In late May, eight border crossers arrived at the camp seeking medical help. Similar to this week’s incident, agents had tracked them to the camp and asked that they be sent out.

After volunteers told them what was happening, the border crossers decided to turn themselves in to the Border Patrol, Juge said.

On Thursday, “the patients decided they did not want to turn themselves in,” he said, adding: “We respect whatever choice people make once we’ve done everything we can to inform them.”

The Border Patrol said in a news release that two of the men arrested in May had criminal histories.
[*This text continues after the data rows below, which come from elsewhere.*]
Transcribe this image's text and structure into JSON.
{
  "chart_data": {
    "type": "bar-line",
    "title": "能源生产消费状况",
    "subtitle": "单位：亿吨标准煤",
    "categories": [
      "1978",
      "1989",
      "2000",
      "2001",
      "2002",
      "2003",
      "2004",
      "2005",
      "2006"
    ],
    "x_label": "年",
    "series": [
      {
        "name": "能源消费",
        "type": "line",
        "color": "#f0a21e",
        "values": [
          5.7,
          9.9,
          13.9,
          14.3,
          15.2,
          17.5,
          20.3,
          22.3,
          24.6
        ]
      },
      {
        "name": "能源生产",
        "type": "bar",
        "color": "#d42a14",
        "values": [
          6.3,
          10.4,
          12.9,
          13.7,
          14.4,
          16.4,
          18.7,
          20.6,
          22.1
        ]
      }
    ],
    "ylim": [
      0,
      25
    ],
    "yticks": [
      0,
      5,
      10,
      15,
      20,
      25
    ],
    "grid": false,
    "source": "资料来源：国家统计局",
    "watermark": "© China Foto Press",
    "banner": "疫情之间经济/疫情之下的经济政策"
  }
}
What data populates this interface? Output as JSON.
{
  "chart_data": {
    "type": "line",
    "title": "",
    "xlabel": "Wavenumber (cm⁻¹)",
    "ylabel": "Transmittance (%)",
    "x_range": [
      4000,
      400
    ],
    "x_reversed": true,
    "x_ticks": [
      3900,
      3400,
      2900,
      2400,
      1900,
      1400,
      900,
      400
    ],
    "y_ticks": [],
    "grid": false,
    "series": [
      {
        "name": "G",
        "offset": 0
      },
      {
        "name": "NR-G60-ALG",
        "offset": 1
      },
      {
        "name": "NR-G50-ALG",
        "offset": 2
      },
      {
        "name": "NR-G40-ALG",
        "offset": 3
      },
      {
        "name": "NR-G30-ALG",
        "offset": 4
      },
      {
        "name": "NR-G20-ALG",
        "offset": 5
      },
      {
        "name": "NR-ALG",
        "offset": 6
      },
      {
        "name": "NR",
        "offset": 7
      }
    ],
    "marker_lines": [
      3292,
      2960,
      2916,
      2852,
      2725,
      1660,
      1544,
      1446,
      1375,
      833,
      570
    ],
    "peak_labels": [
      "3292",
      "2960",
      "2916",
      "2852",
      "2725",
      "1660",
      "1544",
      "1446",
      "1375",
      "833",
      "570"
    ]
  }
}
Paco could not provide information about their convictions.

One of the men arrested Thursday previously was convicted of smuggling more than 600 pounds of marijuana, the agency said in a news release Friday.

The Border Patrol’s Tucson Sector has not changed how it deals with humanitarian aid groups, Paco said. He disputed that the agency has an agreement with No More Deaths not to interfere with aid efforts.

Instead, he said “guidance” from Tucson Sector management directs agents not to interfere with water stations or “actively surveil” humanitarian aid facilities or camps.

However, if probable cause exists to believe illegal activity is occurring at the facility or camp, then agents will apply the law as it is stated, Paco said.

He said the Border Patrol understands No More Deaths’ mission to provide aid, but added that those efforts can encourage smugglers.